Even if you consider yourself a cannabis connoisseur, you may have never heard of a marijuana-infused drink called bhang. It's a spicy concoction that has been consumed across the Indian subcontinent for thousands of years, but the important role it plays in these cultures makes it much more than simply an intoxicating drink.
Bhang is made by infusing the flowers, leaves, and stems of cannabis plants into a dairy product, like a yogurt or milk, and mixing in herbs, spices, honey, nuts and other ingredients, depending on one's recipe. Throughout southeast Asia, you can find the different variations of the bhang drink (or sometimes a yogurt or gelatin solid) that locals make such as jalebis, kulfis, thandai, and pakora.
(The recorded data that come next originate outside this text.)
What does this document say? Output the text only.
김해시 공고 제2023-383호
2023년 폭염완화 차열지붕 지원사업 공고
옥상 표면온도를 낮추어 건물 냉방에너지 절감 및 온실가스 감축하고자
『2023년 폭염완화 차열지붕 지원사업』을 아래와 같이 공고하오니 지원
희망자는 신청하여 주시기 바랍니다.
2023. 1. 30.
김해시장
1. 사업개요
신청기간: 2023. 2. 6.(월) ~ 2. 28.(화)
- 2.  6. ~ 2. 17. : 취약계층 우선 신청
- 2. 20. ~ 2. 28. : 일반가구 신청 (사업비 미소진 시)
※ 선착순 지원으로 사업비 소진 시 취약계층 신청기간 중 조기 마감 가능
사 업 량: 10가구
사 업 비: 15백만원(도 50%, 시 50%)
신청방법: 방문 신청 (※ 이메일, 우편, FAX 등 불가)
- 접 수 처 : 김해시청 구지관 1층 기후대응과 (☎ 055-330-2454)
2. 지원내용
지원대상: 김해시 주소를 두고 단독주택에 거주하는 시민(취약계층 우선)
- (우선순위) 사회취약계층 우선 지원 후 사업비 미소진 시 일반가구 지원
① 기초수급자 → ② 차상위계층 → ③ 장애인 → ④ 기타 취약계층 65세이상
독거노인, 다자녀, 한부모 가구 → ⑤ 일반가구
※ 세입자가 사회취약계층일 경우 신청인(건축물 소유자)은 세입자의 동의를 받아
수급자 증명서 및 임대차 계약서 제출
According to the Hindu religion, cannabis is so loved by Shiva, principal deity of transformation, that he is known as the “Lord of Bhang” by his followers. His devotees follow his example of using bhang to calm the mind for meditation, purify the body, and cleanse the soul of sins, especially during the festivals Holi (Festival of Colors), Janmashtami (Birth of Krishna), and Maha Shivaratri (The Great Night of Shiva). It is considered holy to use bhang to facilitate communication with the divine, but foolish and sinful to consume it mindlessly.
Cannabis is listed in the Atharva Veda (a sacred text that dates back to 2000 to 1400 B.C.) as one of five sacred plants and it states that bhang is a beneficial herb that frees us of anxiety and brings peaceful sleep. It has been called a “liberator” and “source of happiness” and has been used to treat depression, increase libido, and ready warriors for battle. Bhang has also been administered as a cure for several ailments including fever, malaria, dysentery, rheumatism, sunstroke, and poor digestion.
So important is cannabis and bhang throughout the Indian subcontinent that its complete prohibition is impossible, a fact recognized more than a century ago by colonial British doctors who produced the Indian Hemp Drugs Commission Report of 1894. This seven-volume report was based on a study that concluded any major outlawing of cannabis would cause “widespread suffering and annoyance” because of its long-standing role in social, moral, and spiritual practices. In this part of the world, the government regulates the sale of bhang and its consumption is decriminalized in some areas.